嘘に慣れた僕らは 素直になれなくて いつも一人ぼっち
(ワード by サカナクション)
 
痛みや傷や嘘に慣れた僕らの言葉は
疲れた川面 浮かび流れ 
君が住む町で 消えた
(ミュージック by サカナクション)
 
2ndアルバム一曲目のワード、6thアルバム収録で紅白で披露したミュージック。言葉はあるのに通じ合えない。空っぽの言葉さえも消えていく。

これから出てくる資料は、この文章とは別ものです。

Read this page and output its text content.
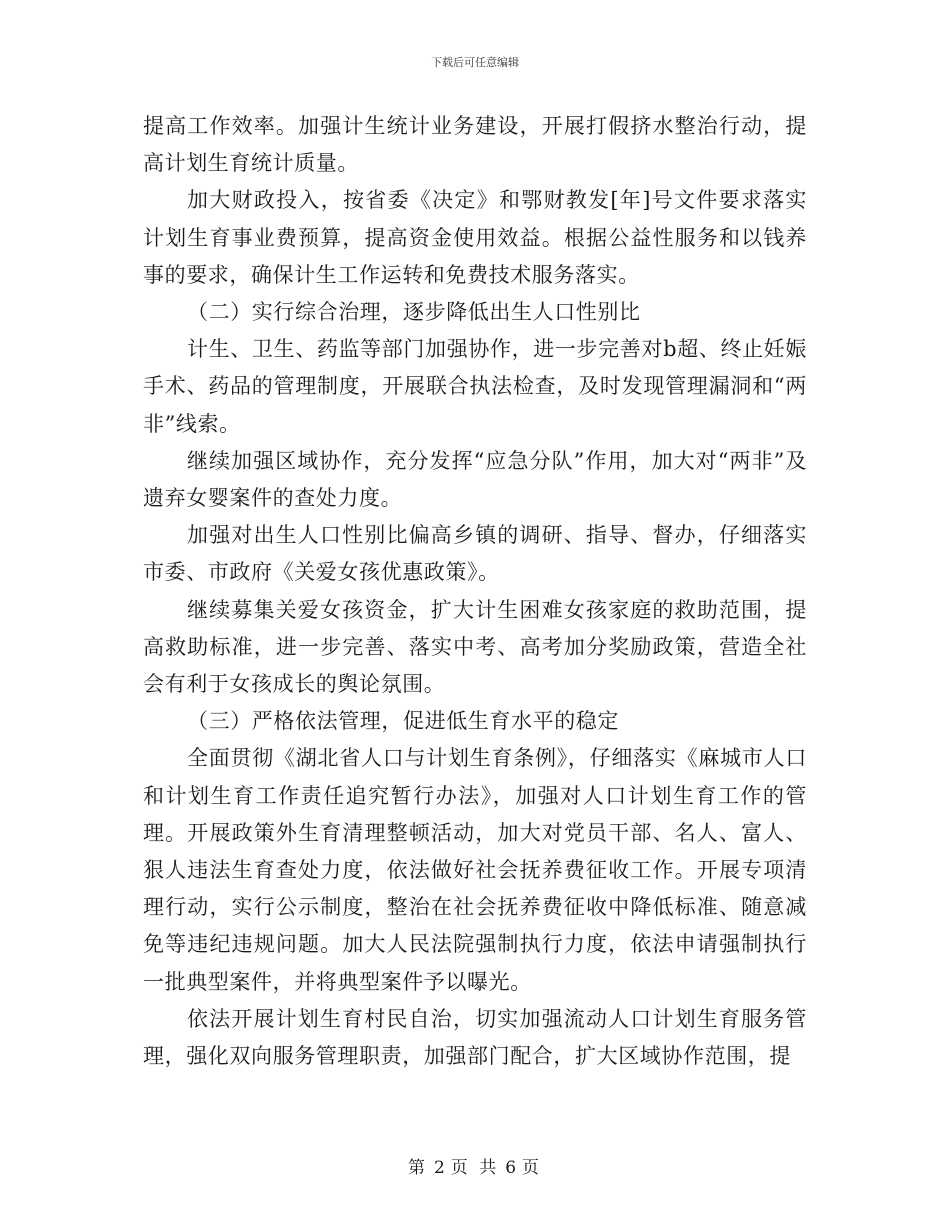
下载后可任意编辑

提高工作效率。加强计生统计业务建设，开展打假挤水整治行动，提高计划生育统计质量。

加大财政投入，按省委《决定》和鄂财教发[年]号文件要求落实计划生育事业费预算，提高资金使用效益。根据公益性服务和以钱养事的要求，确保计生工作运转和免费技术服务落实。

（二）实行综合治理，逐步降低出生人口性别比

计生、卫生、药监等部门加强协作，进一步完善对b超、终止妊娠手术、药品的管理制度，开展联合执法检查，及时发现管理漏洞和“两非”线索。

继续加强区域协作，充分发挥“应急分队”作用，加大对“两非”及遗弃女婴案件的查处力度。

加强对出生人口性别比偏高乡镇的调研、指导、督办，仔细落实市委、市政府《关爱女孩优惠政策》。

继续募集关爱女孩资金，扩大计生困难女孩家庭的救助范围，提高救助标准，进一步完善、落实中考、高考加分奖励政策，营造全社会有利于女孩成长的舆论氛围。

（三）严格依法管理，促进低生育水平的稳定

全面贯彻《湖北省人口与计划生育条例》，仔细落实《麻城市人口和计划生育工作责任追究暂行办法》，加强对人口计划生育工作的管理。开展政策外生育清理整顿活动，加大对党员干部、名人、富人、狠人违法生育查处力度，依法做好社会抚养费征收工作。开展专项清理行动，实行公示制度，整治在社会抚养费征收中降低标准、随意减免等违纪违规问题。加大人民法院强制执行力度，依法申请强制执行一批典型案件，并将典型案件予以曝光。

依法开展计划生育村民自治，切实加强流动人口计划生育服务管理，强化双向服务管理职责，加强部门配合，扩大区域协作范围，提

第 2 页 共 6 页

言葉はあっても孤独な感覚を掬い上げた詞だ。
 
ではサカナクションが誰かへ「本音」を伝えようとするとき、どんな言葉が紡がれるのか。
 
今までの僕の話は全部嘘さ この先も全部ウソさ
(ドキュメント by サカナクション)
 
何度でも何度でも 話すんだ 僕らしく
嘘でもいい 嘘でもいい話を 
 
「嘘」という言葉だった。「今まで本音を伝えてきたけど伝わっているのかわからない。嘘って思われてるかもしれない。でも、嘘だって思われても、音楽を続けるんだ。それしか、ないんだ。」っていう、この覚悟である。
 
サカナクション、泣かせやがる。
 
今年中に出るって噂のアルバム曲に、果たして「嘘」という言葉は含まれているだろうか。